One answer to this question, echoed by many at the leadership roundtable, involves a new way of understanding the Old and New Testaments. For many years, the combination of the Old and New Testaments have come to be interpreted as modern evangelicalism.

But we cannot take the Old Testament law and New Testament grace and somehow amalgamate it together and expect there to be a clear perspective on Christlike restoration. Rather, this should be a thoughtful and intentional exploration.

Our solution to the sin problem is not the law. The law can actually create an atmosphere for sin by leaving no room for grace and love. Hebrews 10:1 says, “The law is only a shadow of the good things that are coming—not the realities themselves.” These good things are the redemptive grace and agape love of Christ that was paid for on the cross. So Paul declares in Romans 7:4 that “[we] also have died to the law through the body of Christ…”

Knowingly or unknowingly, modern evangelicalism has not fully subscribed to the death of the law—leaving an inevitable punitive effect for leaders and lay people alike who fall into sin.

Sadly, in many cases, when it comes to restoring a fallen leader, the offender’s depiction of evangelical denominational or church discipline, feels more like John 19 where the Jewish leaders request for all the men next to Jesus on the cross to “have the legs broken [as well].” This is a far different response than Jesus’, saying to the woman caught in adultery, “Neither do I condemn you, go and leave your life of sin” (John 8:11).

The result of this law-driven approach to sin is not pretty. Because of this, the evangelical culture dictates that when our worse moments befall us, we must hide. There is a real doubt that we will be lead home safely through our struggle.

This dynamic is evident when we watch national leaders fall. At first, we fall in love with the image of who they are. Then when that image is destroyed, we want them punished.

Perhaps this tells us more about us than it does them. Where there is no safe place to heal in the Body of Christ, there arises not a higher standard, but a double standard.

The evangelical mindset needs to move away from reactive judgment and center itself on true agape—or Christ’s unconditional love—when it comes to restorative healing. If we are to cultivate healthy Church leadership for the future, this is something our next generation of Christian leaders desperately needs to examine.

Accountability is a buzzword often thrown into the conversation of sin and recovery, but perhaps an even better word is “advocacy.”

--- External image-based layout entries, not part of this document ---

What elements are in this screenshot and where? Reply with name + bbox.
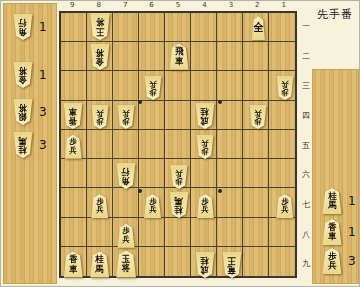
file-label-3: 3 bbox=[229, 1, 233, 10]
rank-label-六: 六 bbox=[300, 169, 312, 180]
piece-王将-8一[interactable]: 王将 bbox=[89, 13, 110, 40]
piece-歩兵-8四[interactable]: 歩兵 bbox=[91, 105, 109, 129]
rank-label-八: 八 bbox=[300, 228, 312, 239]
file-label-4: 4 bbox=[202, 1, 206, 10]
piece-歩兵-4五[interactable]: 歩兵 bbox=[196, 135, 214, 159]
hoshi-dot bbox=[218, 100, 222, 104]
piece-歩兵-7四[interactable]: 歩兵 bbox=[117, 105, 135, 129]
piece-歩兵[interactable]: 歩兵 bbox=[322, 248, 342, 274]
piece-桂馬-8九[interactable]: 桂馬 bbox=[90, 252, 110, 278]
hoshi-dot bbox=[138, 189, 142, 193]
piece-成桂-4四[interactable]: 成桂 bbox=[195, 103, 215, 129]
captured-count-角行: 1 bbox=[39, 20, 47, 34]
captured-count-香車: 1 bbox=[348, 225, 356, 239]
board-pieces-layer: 王将全金将飛車歩兵歩兵香車歩兵歩兵成桂歩兵歩兵歩兵角行歩兵歩兵歩兵桂馬歩兵歩兵歩… bbox=[61, 13, 295, 276]
file-label-6: 6 bbox=[149, 1, 153, 10]
piece-歩兵-2四[interactable]: 歩兵 bbox=[249, 105, 267, 129]
piece-歩兵-7八[interactable]: 歩兵 bbox=[117, 224, 135, 248]
shogi-app-window: 角行1金将1銀将3桂馬3 王将全金将飛車歩兵歩兵香車歩兵歩兵成桂歩兵歩兵歩兵角行… bbox=[0, 0, 360, 287]
hoshi-dot bbox=[138, 100, 142, 104]
piece-歩兵-1七[interactable]: 歩兵 bbox=[276, 194, 294, 218]
rank-label-五: 五 bbox=[300, 139, 312, 150]
piece-成桂-4九[interactable]: 成桂 bbox=[195, 252, 215, 278]
piece-歩兵-6七[interactable]: 歩兵 bbox=[144, 194, 162, 218]
piece-角行-7六[interactable]: 角行 bbox=[116, 163, 136, 189]
sente-captured-stand: 桂馬1香車1歩兵3 bbox=[312, 69, 359, 284]
captured-count-桂馬: 1 bbox=[348, 194, 356, 208]
piece-金将[interactable]: 金将 bbox=[13, 62, 33, 88]
captured-count-歩兵: 3 bbox=[348, 254, 356, 268]
file-label-2: 2 bbox=[255, 1, 259, 10]
file-label-7: 7 bbox=[123, 1, 127, 10]
gote-captured-stand: 角行1金将1銀将3桂馬3 bbox=[3, 3, 57, 284]
turn-indicator: 先手番 bbox=[311, 7, 359, 22]
rank-label-七: 七 bbox=[300, 198, 312, 209]
rank-label-九: 九 bbox=[300, 258, 312, 269]
file-label-5: 5 bbox=[176, 1, 180, 10]
piece-桂馬[interactable]: 桂馬 bbox=[322, 188, 342, 214]
file-label-1: 1 bbox=[282, 1, 286, 10]
rank-label-二: 二 bbox=[300, 50, 312, 61]
piece-香車-9九[interactable]: 香車 bbox=[63, 252, 83, 278]
piece-桂馬[interactable]: 桂馬 bbox=[13, 132, 33, 158]
piece-成銀-2一[interactable]: 全 bbox=[251, 16, 265, 40]
piece-金将-8二[interactable]: 金将 bbox=[90, 44, 110, 70]
file-label-9: 9 bbox=[70, 1, 74, 10]
captured-count-桂馬: 3 bbox=[39, 138, 47, 152]
piece-歩兵-6三[interactable]: 歩兵 bbox=[144, 76, 162, 100]
piece-銀将[interactable]: 銀将 bbox=[13, 99, 33, 125]
piece-飛車-5二[interactable]: 飛車 bbox=[169, 44, 189, 70]
piece-歩兵-5六[interactable]: 歩兵 bbox=[170, 165, 188, 189]
file-label-8: 8 bbox=[96, 1, 100, 10]
hoshi-dot bbox=[218, 189, 222, 193]
piece-桂馬-5七[interactable]: 桂馬 bbox=[169, 192, 189, 218]
piece-歩兵-8七[interactable]: 歩兵 bbox=[91, 194, 109, 218]
piece-歩兵-4七[interactable]: 歩兵 bbox=[196, 194, 214, 218]
shogi-board: 王将全金将飛車歩兵歩兵香車歩兵歩兵成桂歩兵歩兵歩兵角行歩兵歩兵歩兵桂馬歩兵歩兵歩… bbox=[59, 11, 297, 278]
piece-歩兵-1三[interactable]: 歩兵 bbox=[276, 76, 294, 100]
piece-玉将-7九[interactable]: 玉将 bbox=[116, 251, 137, 278]
piece-竜王-3九[interactable]: 竜王 bbox=[222, 252, 242, 278]
captured-count-銀将: 3 bbox=[39, 105, 47, 119]
piece-角行[interactable]: 角行 bbox=[13, 14, 33, 40]
piece-歩兵-9五[interactable]: 歩兵 bbox=[64, 135, 82, 159]
rank-label-三: 三 bbox=[300, 80, 312, 91]
captured-count-金将: 1 bbox=[39, 68, 47, 82]
piece-香車[interactable]: 香車 bbox=[322, 219, 342, 245]
piece-香車-9四[interactable]: 香車 bbox=[63, 103, 83, 129]
rank-label-四: 四 bbox=[300, 109, 312, 120]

In the end, accountability does not change the inner person. However, if you have an advocate, someone who stands as your defender and protector during your struggle, then that relationship becomes a safe place. And the model looks more like Jesus—who does not merely stand by to call us out when we fall out of line, but actually provides support and loving redirection along the way. This kind of advocacy actually makes accountability work better.

We should be accountable for one another rather than to one another. If I’m accountable for you through advocacy, then there are no limits to my friendship and care with you—regardless of your offense. An advocate will support you and be sympathetic with you. They will be a faithful ally with you during your struggle providing for you by way of Christian love and grace rather than just requiring line-keeping accountability to you.

As we commit to being a more transparent Church community, we must learn and not deny what Martin Luther called, “simul justis et peccador.” This Latin phrase describes the curious state of a believer as simultaneously a saint and a sinner.

No one should have to feel fearful and alone in Christ’s community. Jesus did not leave people in this condition, rather He lovingly advocated for them to be set free from their sin. Likewise, we should be free to live without hiding our “shadow side,” by acknowledging it and bringing it into the light of Christ every day of our lives.

In short, the evangelical community’s emphasis on the law has created, as a byproduct, a culture of fear when it comes to confessing personal sin. Yet it’s time to create a new culture where transparency is encouraged, safety is assured and agape love is practiced.